Paper long abstract:
Drawing on data from the Thai and other Southeast Asian HIV/AIDS epidemics I argue that medical anthropology and anthropology in general have played only very minor roles in the modelling of these epidemics and in the development and implementation of AIDS interventions. However, the idea of anthropological research and of the use of anthropological research methods such as ethnography has played an important role in the construction of the Thai and other regional AIDS epidemics and in AIDS interventions.

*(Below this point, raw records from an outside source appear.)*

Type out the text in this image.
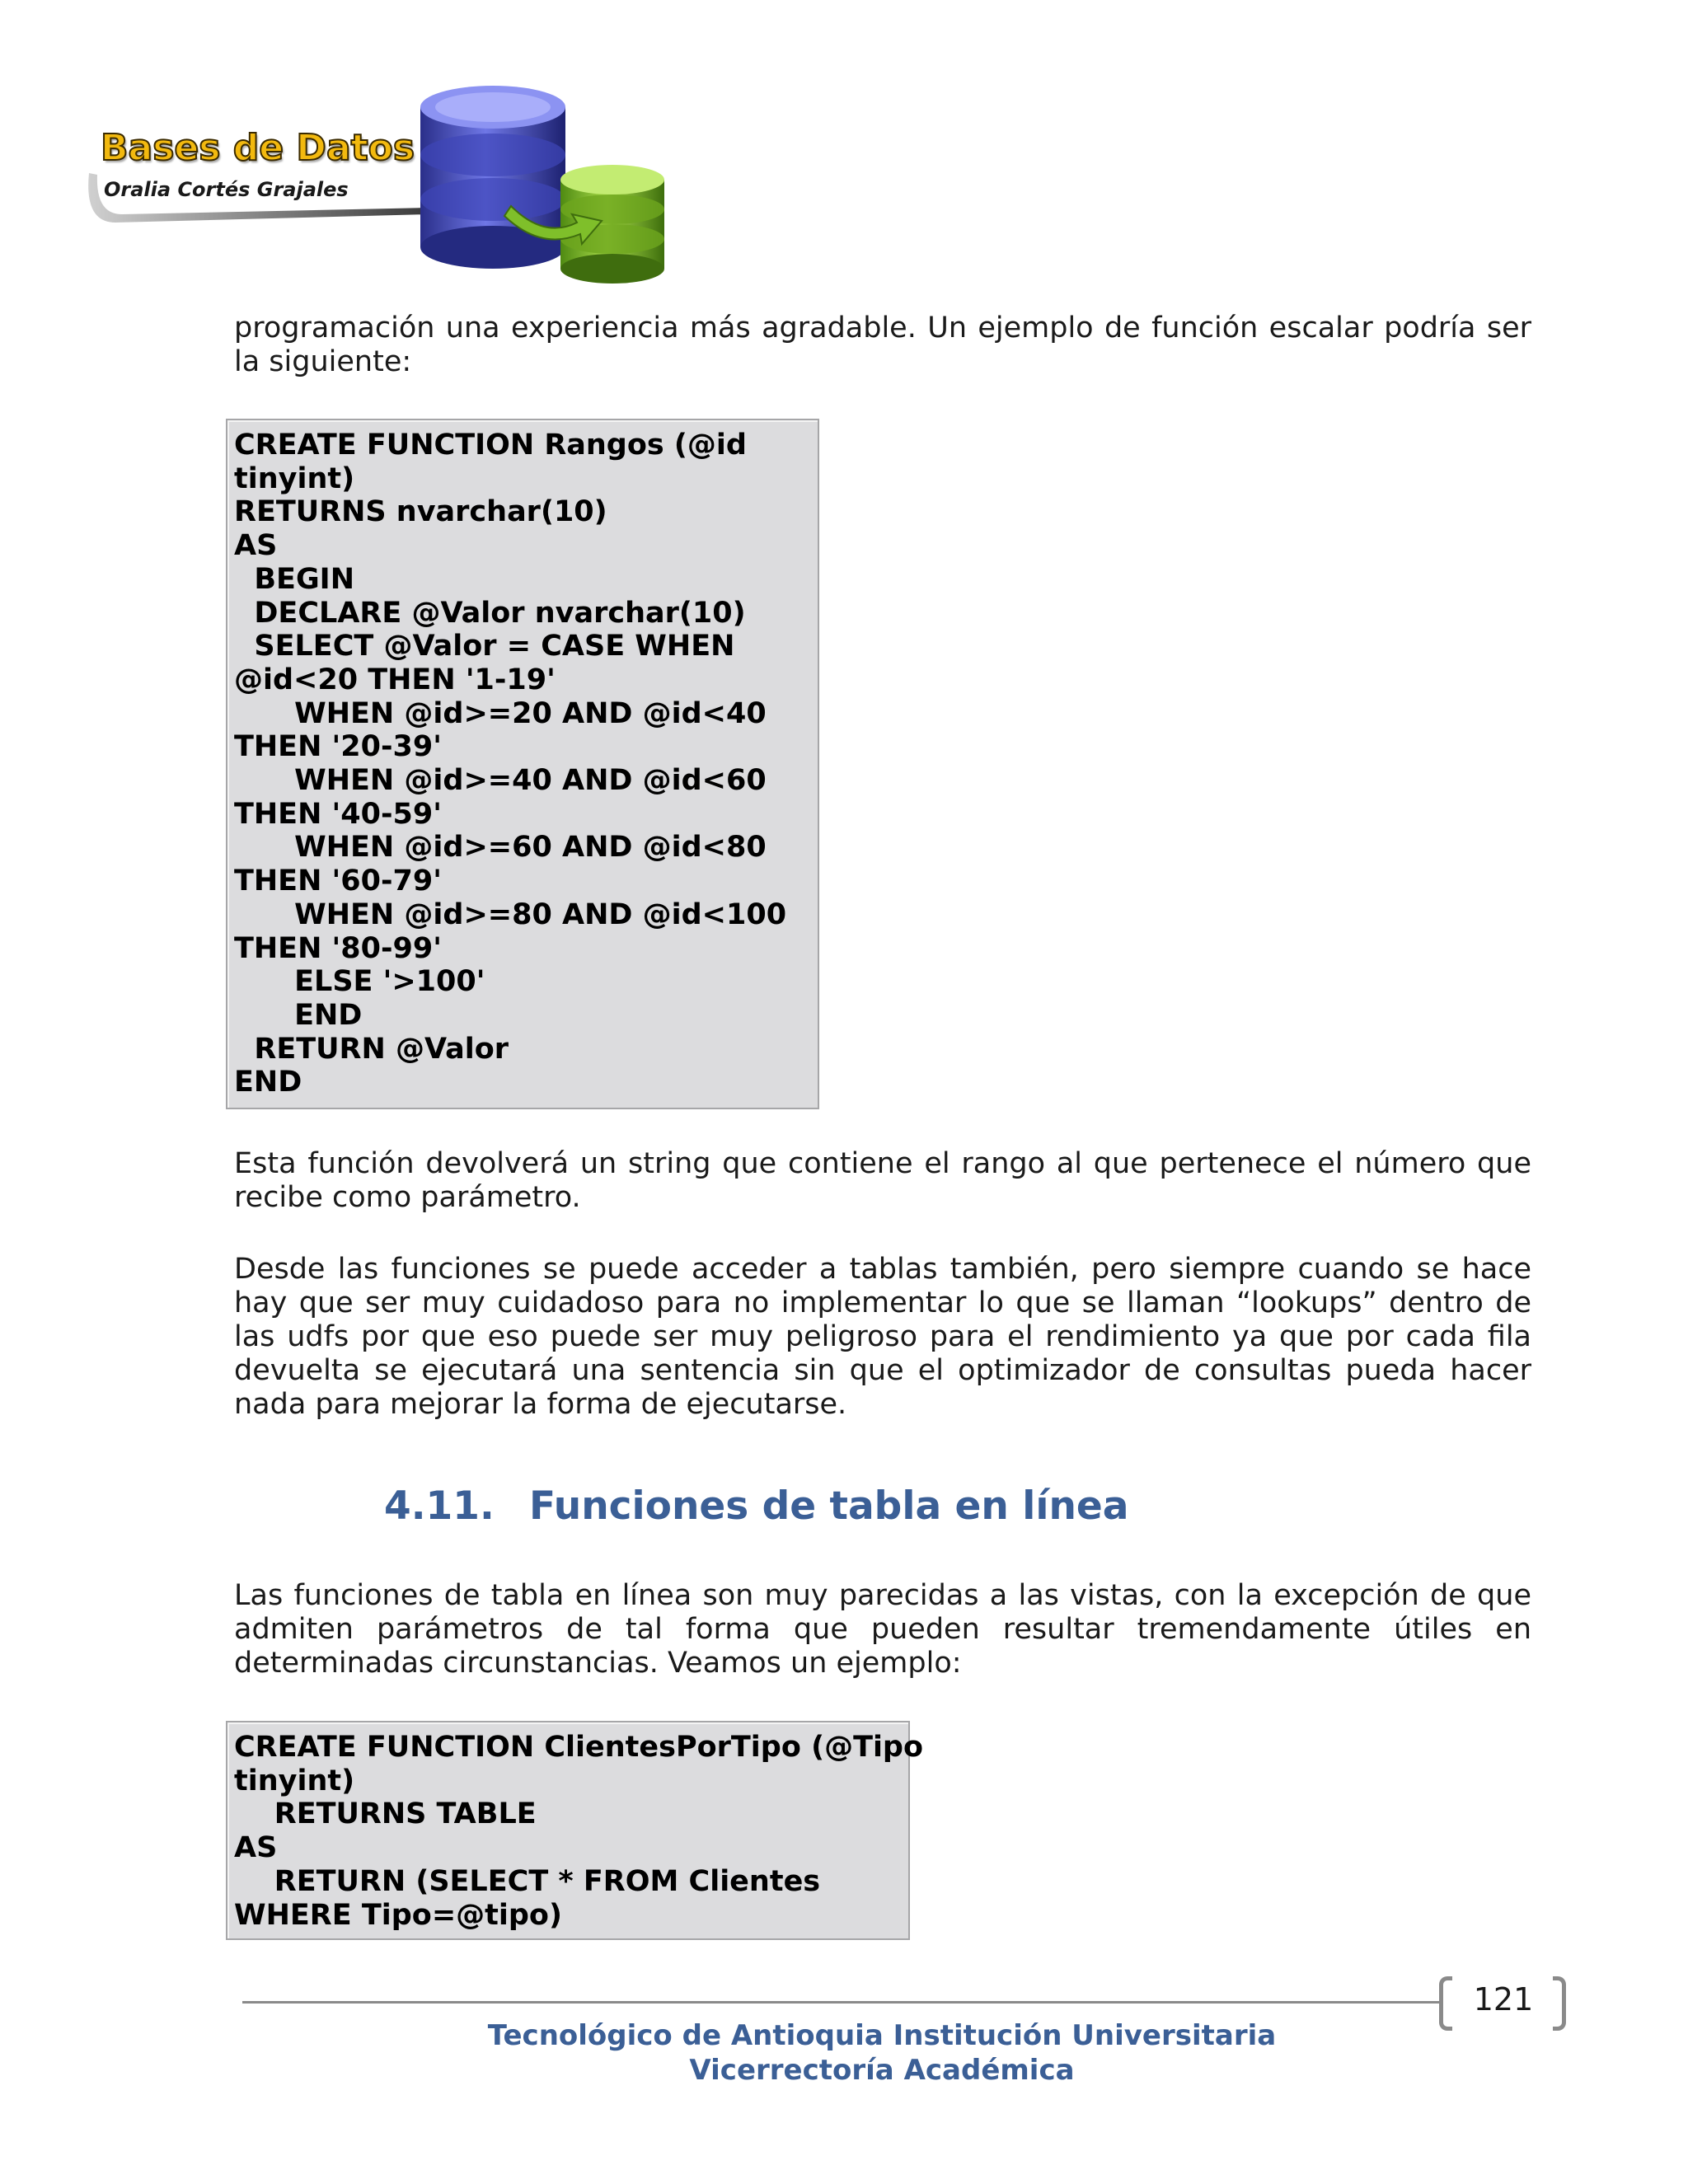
Bases de Datos
Oralia Cortés Grajales

programación una experiencia más agradable. Un ejemplo de función escalar podría ser la siguiente:

CREATE FUNCTION Rangos (@id
tinyint)
RETURNS nvarchar(10)
AS
BEGIN
DECLARE @Valor nvarchar(10)
SELECT @Valor = CASE WHEN
@id<20 THEN '1-19'
WHEN @id>=20 AND @id<40
THEN '20-39'
WHEN @id>=40 AND @id<60
THEN '40-59'
WHEN @id>=60 AND @id<80
THEN '60-79'
WHEN @id>=80 AND @id<100
THEN '80-99'
ELSE '>100'
END
RETURN @Valor
END

Esta función devolverá un string que contiene el rango al que pertenece el número que recibe como parámetro.

Desde las funciones se puede acceder a tablas también, pero siempre cuando se hace hay que ser muy cuidadoso para no implementar lo que se llaman “lookups” dentro de las udfs por que eso puede ser muy peligroso para el rendimiento ya que por cada fila devuelta se ejecutará una sentencia sin que el optimizador de consultas pueda hacer nada para mejorar la forma de ejecutarse.

4.11. Funciones de tabla en línea

Las funciones de tabla en línea son muy parecidas a las vistas, con la excepción de que admiten parámetros de tal forma que pueden resultar tremendamente útiles en determinadas circunstancias. Veamos un ejemplo:

CREATE FUNCTION ClientesPorTipo (@Tipo
tinyint)
RETURNS TABLE
AS
RETURN (SELECT * FROM Clientes
WHERE Tipo=@tipo)
121
Tecnológico de Antioquia Institución Universitaria
Vicerrectoría Académica
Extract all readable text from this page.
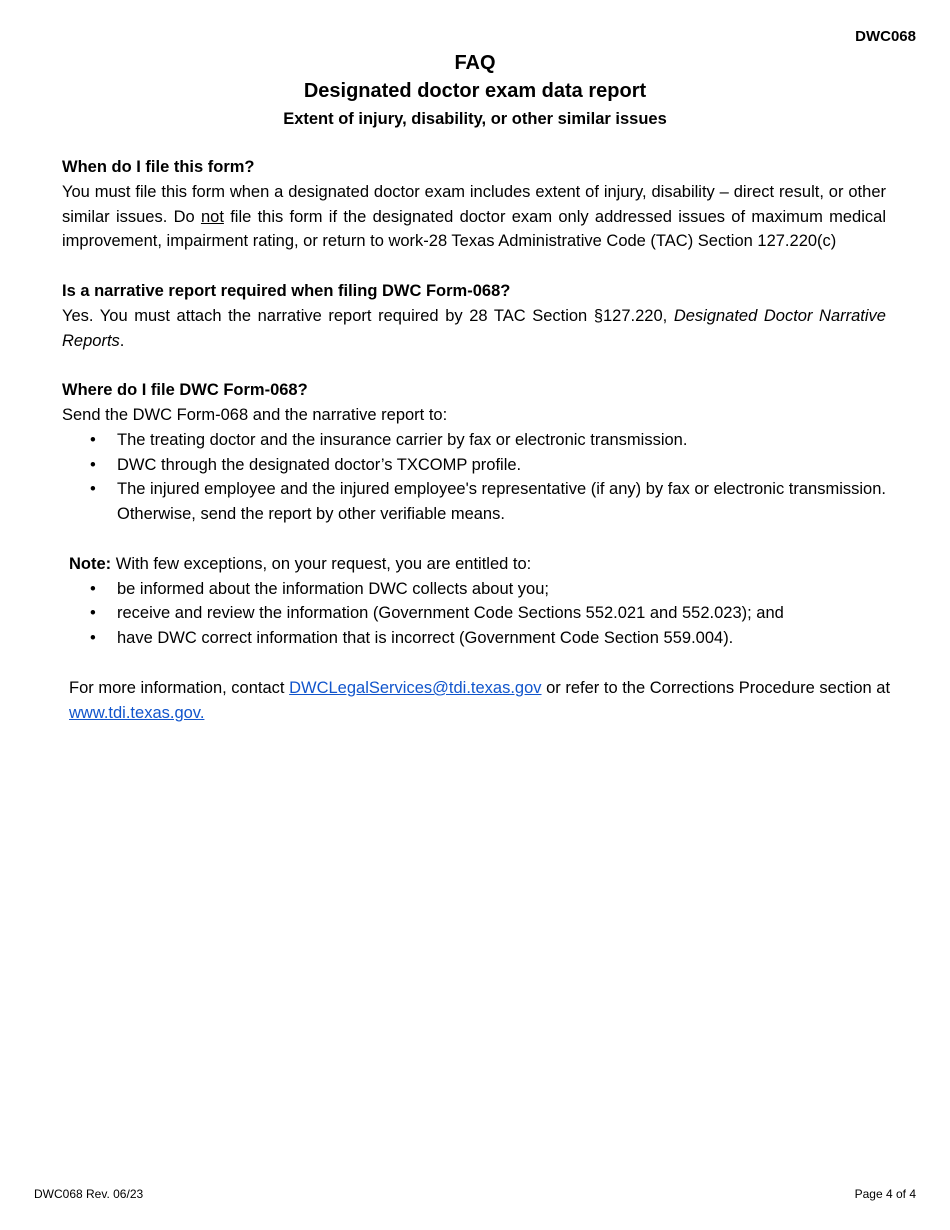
DWC068
FAQ
Designated doctor exam data report
Extent of injury, disability, or other similar issues

When do I file this form?

You must file this form when a designated doctor exam includes extent of injury, disability – direct result, or other similar issues. Do not file this form if the designated doctor exam only addressed issues of maximum medical improvement, impairment rating, or return to work-28 Texas Administrative Code (TAC) Section 127.220(c)

Is a narrative report required when filing DWC Form-068?

Yes. You must attach the narrative report required by 28 TAC Section §127.220, Designated Doctor Narrative Reports.

Where do I file DWC Form-068?

Send the DWC Form-068 and the narrative report to:

• The treating doctor and the insurance carrier by fax or electronic transmission.
• DWC through the designated doctor’s TXCOMP profile.
• The injured employee and the injured employee's representative (if any) by fax or electronic transmission. Otherwise, send the report by other verifiable means.

Note: With few exceptions, on your request, you are entitled to:

• be informed about the information DWC collects about you;
• receive and review the information (Government Code Sections 552.021 and 552.023); and
• have DWC correct information that is incorrect (Government Code Section 559.004).

For more information, contact DWCLegalServices@tdi.texas.gov or refer to the Corrections Procedure section at www.tdi.texas.gov.

DWC068 Rev. 06/23	Page 4 of 4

The fact that anthropologists have increasingly been finding employment in public health research and allied fields, has been viewed as a triumph for the discipline and, perhaps too, as a gift-horse whose limitations and deficiencies should not be examined too closely. Also, other disciplines are increasingly borrowing anthropological concepts and/or research methods, and at a time when the discipline has been under threat in universities some anthropologists have found comfort in this fact.
However, I suggest, that it is time to examine the limitations imposed on anthropological research in interdisciplinary collaborations, and the quality of research in other disciplines which claim to be influenced by anthropology. I argue that the epistemological and other limitations imposed on anthropological research in multidisciplinary collaborations often reduce anthropologists to little more than culture brokers and taxonomists - collectors and interpreters of exotica - an ironic (if largely unnoticed) return to the discipline's nineteenth-century roots, and that when other disciplines draw on anthropological research techniques the outcome is often merely "anthropology lite".